Although AAPL is cited as the security (a ticker symbol for a US security):

  1. Options Exchanges in the US do not consider the available margin in this way. All options are cleared through the Options Clearing Corporation who have their own rules for calculating margin requirements using a risk based model. It is up to the clearing members to ensure that their customers' accounts stay within the rules. Most of these types of checks are performed by the broker handling the customer orders and not the exchange.

  2. All stock options in the US must be traded on an Exchange (registered with the Securities and Exchange commission). This is something to do with the fact that listing a new series is like issuing a new security - something that only exchanges can do.

This is an allocation problem

A similar scenario is buying and selling stock. If you have a small (long) position and send in a bunch of sell orders for more than your position, some will have to be marked as long and some marked as short. If you modify the price of the orders, moving them around in the order book, there will potentially be situations when you will be selling short although you have a long position and vice versa.

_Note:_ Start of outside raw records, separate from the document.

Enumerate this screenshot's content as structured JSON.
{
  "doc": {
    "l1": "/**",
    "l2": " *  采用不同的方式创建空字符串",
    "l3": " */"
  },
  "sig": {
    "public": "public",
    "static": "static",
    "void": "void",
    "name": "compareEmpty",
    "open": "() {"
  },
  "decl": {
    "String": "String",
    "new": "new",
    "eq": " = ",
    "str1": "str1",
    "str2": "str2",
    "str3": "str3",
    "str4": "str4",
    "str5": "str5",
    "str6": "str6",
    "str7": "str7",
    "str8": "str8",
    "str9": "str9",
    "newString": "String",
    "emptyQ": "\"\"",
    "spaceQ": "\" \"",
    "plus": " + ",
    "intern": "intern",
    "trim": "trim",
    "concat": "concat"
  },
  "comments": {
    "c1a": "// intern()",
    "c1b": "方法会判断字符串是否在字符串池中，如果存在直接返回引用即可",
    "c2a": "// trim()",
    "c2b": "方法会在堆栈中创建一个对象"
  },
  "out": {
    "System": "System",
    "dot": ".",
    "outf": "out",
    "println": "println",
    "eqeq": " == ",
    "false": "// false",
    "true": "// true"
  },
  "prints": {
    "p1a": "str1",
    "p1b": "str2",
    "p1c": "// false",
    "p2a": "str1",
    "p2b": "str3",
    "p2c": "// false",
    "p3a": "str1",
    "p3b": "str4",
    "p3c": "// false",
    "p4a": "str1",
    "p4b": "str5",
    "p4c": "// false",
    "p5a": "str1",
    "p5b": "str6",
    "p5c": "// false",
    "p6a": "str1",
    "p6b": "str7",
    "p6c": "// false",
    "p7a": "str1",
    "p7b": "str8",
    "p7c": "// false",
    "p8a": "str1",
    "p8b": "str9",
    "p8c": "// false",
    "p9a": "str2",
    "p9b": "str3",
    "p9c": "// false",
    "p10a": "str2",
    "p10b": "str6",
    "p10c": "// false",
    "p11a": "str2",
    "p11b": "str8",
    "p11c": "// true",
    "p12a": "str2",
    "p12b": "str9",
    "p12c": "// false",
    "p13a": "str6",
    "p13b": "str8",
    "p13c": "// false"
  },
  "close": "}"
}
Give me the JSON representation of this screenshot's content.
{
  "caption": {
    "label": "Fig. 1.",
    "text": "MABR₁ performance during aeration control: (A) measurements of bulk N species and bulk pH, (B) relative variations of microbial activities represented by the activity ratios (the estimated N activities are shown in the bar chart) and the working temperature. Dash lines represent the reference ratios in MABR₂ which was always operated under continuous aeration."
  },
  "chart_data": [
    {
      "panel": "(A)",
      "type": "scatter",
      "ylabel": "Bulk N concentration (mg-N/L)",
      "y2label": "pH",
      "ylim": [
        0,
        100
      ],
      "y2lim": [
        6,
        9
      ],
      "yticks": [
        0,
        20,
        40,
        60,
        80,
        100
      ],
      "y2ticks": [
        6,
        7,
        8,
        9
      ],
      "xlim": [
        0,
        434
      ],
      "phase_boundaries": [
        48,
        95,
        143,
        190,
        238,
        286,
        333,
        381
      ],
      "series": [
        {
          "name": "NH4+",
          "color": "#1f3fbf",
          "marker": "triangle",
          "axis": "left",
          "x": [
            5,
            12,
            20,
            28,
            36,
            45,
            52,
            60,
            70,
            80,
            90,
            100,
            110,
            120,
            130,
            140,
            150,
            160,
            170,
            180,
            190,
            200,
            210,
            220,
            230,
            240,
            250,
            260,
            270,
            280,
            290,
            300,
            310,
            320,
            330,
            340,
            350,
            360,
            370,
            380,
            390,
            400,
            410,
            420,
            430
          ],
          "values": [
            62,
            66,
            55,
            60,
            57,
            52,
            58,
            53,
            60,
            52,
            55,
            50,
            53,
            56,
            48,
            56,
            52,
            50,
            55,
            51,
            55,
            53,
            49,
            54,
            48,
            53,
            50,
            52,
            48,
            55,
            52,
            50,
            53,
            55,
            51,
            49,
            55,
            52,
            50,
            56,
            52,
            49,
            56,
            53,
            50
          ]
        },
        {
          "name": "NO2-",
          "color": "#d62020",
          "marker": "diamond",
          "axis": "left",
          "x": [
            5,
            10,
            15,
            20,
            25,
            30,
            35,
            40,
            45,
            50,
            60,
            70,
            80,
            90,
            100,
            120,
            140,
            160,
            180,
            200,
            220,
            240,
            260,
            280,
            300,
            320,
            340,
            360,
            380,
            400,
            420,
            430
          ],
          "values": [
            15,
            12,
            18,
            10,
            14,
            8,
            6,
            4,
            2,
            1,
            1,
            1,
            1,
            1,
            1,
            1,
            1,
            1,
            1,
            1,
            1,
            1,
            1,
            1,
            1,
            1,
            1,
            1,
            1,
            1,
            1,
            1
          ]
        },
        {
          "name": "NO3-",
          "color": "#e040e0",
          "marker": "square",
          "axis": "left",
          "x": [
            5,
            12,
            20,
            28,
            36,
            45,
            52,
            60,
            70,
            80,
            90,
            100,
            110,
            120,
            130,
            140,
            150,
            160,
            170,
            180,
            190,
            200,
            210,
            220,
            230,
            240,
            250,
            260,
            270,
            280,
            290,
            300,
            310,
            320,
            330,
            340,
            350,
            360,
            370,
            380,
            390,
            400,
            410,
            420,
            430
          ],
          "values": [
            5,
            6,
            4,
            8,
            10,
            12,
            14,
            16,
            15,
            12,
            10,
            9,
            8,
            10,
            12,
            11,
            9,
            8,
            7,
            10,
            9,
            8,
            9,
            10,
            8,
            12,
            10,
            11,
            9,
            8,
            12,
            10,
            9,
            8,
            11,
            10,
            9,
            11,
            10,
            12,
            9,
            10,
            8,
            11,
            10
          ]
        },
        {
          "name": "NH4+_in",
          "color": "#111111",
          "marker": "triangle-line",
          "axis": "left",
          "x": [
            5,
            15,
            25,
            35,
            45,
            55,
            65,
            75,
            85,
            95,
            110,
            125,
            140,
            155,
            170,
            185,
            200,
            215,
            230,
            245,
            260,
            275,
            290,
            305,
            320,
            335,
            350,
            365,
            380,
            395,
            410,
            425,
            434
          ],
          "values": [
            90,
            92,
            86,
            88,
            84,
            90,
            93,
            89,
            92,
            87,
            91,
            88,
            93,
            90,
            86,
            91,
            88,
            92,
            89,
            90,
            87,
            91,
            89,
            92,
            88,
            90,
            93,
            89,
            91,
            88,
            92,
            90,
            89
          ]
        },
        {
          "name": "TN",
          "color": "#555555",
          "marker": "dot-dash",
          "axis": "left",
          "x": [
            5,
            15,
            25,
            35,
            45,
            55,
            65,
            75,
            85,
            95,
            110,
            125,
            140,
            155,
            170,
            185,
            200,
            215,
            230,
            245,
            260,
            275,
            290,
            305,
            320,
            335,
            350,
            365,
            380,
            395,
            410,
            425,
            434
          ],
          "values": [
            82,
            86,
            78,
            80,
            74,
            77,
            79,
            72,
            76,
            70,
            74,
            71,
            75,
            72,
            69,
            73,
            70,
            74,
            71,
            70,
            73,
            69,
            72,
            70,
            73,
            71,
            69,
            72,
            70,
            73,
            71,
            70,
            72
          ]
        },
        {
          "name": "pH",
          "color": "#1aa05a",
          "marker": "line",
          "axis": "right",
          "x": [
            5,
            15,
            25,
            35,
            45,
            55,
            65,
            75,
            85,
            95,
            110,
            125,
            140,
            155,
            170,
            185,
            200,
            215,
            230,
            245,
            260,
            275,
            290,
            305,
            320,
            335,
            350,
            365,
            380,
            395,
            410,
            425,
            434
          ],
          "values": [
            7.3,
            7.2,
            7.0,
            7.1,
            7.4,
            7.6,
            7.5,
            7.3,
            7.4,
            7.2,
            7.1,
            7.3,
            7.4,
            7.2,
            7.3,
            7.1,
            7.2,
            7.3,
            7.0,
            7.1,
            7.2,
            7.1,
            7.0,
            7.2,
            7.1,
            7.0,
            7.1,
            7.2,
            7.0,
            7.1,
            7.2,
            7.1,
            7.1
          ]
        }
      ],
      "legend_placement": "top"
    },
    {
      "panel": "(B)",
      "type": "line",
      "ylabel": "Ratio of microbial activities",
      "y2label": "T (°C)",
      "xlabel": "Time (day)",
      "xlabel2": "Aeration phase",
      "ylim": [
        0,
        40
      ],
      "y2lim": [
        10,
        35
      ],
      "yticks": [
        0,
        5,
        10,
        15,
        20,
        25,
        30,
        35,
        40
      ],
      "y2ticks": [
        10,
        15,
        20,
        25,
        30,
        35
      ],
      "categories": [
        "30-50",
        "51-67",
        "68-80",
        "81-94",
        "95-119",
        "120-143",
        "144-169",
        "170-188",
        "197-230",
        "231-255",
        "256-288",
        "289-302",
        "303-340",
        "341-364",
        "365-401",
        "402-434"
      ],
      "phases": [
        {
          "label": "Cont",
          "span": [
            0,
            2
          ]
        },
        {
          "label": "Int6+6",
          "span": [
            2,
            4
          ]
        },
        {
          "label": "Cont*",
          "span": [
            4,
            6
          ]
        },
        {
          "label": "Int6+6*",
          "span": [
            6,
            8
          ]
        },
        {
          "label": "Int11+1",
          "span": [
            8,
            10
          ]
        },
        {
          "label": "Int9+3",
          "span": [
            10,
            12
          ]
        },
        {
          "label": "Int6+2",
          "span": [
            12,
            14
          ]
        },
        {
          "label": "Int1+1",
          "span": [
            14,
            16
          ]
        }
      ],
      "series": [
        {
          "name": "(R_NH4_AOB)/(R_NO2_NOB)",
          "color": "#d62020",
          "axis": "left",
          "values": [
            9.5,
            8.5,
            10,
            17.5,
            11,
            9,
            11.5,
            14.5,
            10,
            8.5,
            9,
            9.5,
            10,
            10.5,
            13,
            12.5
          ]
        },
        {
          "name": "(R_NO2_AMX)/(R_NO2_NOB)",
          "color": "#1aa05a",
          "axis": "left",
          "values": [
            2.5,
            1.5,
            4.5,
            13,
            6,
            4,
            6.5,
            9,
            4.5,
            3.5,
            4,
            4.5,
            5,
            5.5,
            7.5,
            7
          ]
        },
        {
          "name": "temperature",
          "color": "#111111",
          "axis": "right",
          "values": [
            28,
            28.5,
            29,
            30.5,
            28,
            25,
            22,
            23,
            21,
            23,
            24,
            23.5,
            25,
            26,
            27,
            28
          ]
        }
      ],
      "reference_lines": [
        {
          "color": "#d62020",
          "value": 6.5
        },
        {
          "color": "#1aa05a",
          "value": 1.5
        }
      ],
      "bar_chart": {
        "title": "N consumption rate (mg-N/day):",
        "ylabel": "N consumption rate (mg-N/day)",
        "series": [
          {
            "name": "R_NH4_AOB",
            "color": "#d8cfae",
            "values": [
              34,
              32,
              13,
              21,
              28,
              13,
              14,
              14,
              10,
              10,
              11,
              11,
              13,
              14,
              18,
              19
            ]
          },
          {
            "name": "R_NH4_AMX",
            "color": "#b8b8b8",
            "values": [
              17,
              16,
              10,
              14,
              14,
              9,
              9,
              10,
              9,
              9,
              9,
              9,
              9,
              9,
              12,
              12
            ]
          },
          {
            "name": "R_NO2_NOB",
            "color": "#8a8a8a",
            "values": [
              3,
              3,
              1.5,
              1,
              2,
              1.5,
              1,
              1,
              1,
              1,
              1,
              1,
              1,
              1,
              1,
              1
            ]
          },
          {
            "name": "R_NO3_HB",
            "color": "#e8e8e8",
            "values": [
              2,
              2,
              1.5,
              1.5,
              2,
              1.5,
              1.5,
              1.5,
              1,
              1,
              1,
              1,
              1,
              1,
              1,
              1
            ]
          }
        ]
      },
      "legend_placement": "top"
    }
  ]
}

The way to handle this is to apply a consistent approach. One way is simply to allocate (as you describe) in a first-in, first out approach. You take from a pool of stock (long or short) when you send in the order, and replenish that pool when the order is modified or cancelled. If you send in an order (even if you have a long position), but that long position is already allocated to other orders, you should mark it as short.

You could make your allocation model more sophisticated, such as re-arranging the allocations from the pool based on likelihood of execution (e.g. price level in the order book). This creates more complexity, but could result in a better outcome.